Freeze Your Fresh Herbs

Now we’ve talked about the nutrient density of spices. And many spices come from fresh herbs. You’ve likely noticed we use a lot of fresh herbs in our recipes. And I think it’s a good idea to grow your own spices. And keep the pots in the kitchen. So you can pick up some fresh herbs right from the plant whenever you want. But sometimes they just die. For certain dried out ones like rosemary and thyme you can just pick off the branches and use as a spice. But you can also salvage some of the living leaves by picking them off the plant. Chopping them up and then placing them in an ice cube tray with some water.

Alternatively you can also add them to a food processor. With equal parts oil and water blend it. And then add that to the ice cube tray. Once it’s frozen then transfer the cubes into a Tupperware container. Now the herbs they’re not going to freeze in a way that’s going to retain its former glories. But it’s going to retain its flavor and nutrient profile if you enjoy it within a 1 to 2 month period. You can then add these cubes to soups or stews or pasta sauces. It’s a great way to reduce food waste. And add some flavor to dishes plus some extra vitamins, minerals and antioxidants.

Add Raw And Cooked Vegetables To Your Meals

Here’s another hack on your guide to healthy eating. This is something I’ve been doing lately which I never used to do before is adding spinach to my cooked meals. And I do it in super huge quantities. Because within just a few minutes the big pile of greens cooks down to a super small amount. And it hides perfectly well in dishes like curries stir fries its soups and more. As with other veggies there are pros and cons to both the raw and cooked form.

With spinach for example the raw form offers higher amounts of certain nutrients. Whereas the cooked form offers higher amounts of other nutrients. So enjoy both the cooked and raw versions. But don’t shy away from cooked. It’s just such an easy way to get a whole bunch of greens onto your plate. And into your body with loads of nutrients to accompany it.
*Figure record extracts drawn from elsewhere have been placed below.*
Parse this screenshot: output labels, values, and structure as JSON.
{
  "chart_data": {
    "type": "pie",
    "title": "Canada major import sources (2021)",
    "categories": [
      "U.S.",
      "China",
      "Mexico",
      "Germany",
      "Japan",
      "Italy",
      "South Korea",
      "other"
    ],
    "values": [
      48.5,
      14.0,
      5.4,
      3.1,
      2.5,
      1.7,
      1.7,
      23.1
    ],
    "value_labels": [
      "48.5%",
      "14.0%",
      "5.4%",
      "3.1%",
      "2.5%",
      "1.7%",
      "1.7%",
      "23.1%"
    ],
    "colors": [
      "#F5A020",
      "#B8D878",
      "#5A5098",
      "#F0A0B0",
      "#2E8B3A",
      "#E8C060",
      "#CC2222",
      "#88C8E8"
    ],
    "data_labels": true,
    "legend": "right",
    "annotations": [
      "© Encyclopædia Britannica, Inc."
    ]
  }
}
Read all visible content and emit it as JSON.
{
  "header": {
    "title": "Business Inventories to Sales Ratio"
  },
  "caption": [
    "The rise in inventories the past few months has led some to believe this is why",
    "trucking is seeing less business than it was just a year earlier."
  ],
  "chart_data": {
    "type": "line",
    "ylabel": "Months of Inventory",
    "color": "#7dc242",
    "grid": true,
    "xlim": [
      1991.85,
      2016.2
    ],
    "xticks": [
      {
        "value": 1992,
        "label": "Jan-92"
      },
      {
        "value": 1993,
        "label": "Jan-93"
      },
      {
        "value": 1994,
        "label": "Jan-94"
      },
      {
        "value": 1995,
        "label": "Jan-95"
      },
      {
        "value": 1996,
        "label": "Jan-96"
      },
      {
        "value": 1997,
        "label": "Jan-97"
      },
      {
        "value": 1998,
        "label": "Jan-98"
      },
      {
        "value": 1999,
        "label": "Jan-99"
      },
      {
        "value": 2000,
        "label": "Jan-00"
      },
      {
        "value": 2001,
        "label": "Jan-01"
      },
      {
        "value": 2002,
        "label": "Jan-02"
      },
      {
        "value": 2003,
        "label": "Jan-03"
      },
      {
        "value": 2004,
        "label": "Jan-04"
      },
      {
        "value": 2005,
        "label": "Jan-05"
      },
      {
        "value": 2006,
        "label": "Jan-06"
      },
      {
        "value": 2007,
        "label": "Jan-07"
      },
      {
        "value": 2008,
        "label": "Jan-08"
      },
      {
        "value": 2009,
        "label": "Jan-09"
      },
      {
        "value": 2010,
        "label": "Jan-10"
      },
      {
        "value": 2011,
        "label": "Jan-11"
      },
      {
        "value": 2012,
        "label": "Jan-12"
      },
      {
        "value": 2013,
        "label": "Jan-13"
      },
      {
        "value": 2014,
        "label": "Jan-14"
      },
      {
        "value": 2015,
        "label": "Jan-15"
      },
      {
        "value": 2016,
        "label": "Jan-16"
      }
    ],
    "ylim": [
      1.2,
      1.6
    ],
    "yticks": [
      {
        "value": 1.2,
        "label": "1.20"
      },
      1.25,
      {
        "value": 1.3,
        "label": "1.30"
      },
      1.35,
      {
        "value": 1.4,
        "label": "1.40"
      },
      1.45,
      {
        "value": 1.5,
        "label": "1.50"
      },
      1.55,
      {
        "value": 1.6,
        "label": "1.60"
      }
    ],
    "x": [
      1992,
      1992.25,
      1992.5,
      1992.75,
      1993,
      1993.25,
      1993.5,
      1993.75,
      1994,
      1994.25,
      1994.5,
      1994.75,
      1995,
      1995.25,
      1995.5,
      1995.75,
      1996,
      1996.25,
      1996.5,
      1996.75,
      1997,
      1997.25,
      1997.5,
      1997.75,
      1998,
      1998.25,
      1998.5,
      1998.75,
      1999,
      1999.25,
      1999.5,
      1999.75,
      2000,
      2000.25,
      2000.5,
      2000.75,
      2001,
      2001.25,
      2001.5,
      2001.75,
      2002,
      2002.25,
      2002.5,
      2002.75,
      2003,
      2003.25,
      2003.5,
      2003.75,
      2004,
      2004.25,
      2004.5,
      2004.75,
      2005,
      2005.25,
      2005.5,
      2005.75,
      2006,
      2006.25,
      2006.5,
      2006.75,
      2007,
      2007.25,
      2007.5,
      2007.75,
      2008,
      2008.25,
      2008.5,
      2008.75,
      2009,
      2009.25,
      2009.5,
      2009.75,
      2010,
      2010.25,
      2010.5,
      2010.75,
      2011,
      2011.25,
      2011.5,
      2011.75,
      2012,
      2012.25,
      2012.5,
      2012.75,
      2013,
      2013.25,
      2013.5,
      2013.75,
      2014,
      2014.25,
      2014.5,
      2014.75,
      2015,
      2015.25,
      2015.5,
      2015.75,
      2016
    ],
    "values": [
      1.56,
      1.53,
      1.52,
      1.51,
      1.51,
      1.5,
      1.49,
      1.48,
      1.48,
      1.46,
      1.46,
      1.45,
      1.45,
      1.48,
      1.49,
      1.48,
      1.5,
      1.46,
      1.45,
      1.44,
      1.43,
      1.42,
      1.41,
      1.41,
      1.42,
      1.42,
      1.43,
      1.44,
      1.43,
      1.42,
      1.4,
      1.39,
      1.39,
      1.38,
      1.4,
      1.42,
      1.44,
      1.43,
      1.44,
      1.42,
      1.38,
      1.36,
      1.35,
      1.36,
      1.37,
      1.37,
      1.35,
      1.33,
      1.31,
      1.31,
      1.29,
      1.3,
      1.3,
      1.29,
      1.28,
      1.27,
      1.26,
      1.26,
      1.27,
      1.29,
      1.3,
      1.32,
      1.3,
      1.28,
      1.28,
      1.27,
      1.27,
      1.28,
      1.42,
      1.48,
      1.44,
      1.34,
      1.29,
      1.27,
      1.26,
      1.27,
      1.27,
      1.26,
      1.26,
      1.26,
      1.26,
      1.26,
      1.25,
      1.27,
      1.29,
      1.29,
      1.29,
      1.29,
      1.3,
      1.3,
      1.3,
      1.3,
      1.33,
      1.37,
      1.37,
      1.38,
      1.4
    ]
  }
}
Ideas For Three Quick Snacks

We’ve all been there feeling like you’re hungry for no reason. But you just want something to snack on or maybe you’re legitimately hungry. But you don’t have the energy or patience to figure out what you want to make. So there’s one tip I can give is to have 3 snack ideas in your arsenal. That take 2 minutes or less to put together. That way they serve as alternatives to something that might have been a little less wholesome. So for example three quick snacks can be:

  • Medjool dates filled with nut butter an apple that you can dip into plant yogurt
  • Sometimes you can put the cinnamon or maple syrup and some hummus on crackers
  • Rice cakes topped with cucumbers tomatoes and arugula

Having an arsenal of crazy easy wholesome snacks it’s not only going to limit decision fatigue around snack choices. It’s also going to give you a nutrient-dense energy boost.

Plan Your Weekly Meals

There is no doubt about it planning our meals helps us make more wholesome food choices. And it helps to decrease the food waste. And it’s 100% natural to not be able to stick to it 100% of the time. But if we plan your meals like a week in advance chances are more that you’ll stick to it. Record the meals you would like to enjoy in a week. Make sure you have all the necessary ingredients on hand to stick to the meal plan. Post it on the fridge and invite your partner or family members to contribute to it as well and this will serve you as your weekly guide to healthy eating.

Add Your Own Wholesome Contributions To Holiday Treats

In holidays we all indulge a little bit more often than we usually do and I think that’s absolutely wonderful. But if you’re feeling like you’ve just had enough of the treat foods one event after the next I recommend whipping together your own wholesome contribution that others can also enjoy. Whether it’s a huge batch of filling and comforting soup or a platter with dips crackers fruits or veggies or hummus pinwheels and it’s always a crowd-pleaser everyone always appreciates contributions. And I think you might appreciate having something that you can fill up on that helps you feel a bit more balanced

So, that’s it, I hope that you learned something new today through this guide to healthy eating. And I hope you enjoyed it.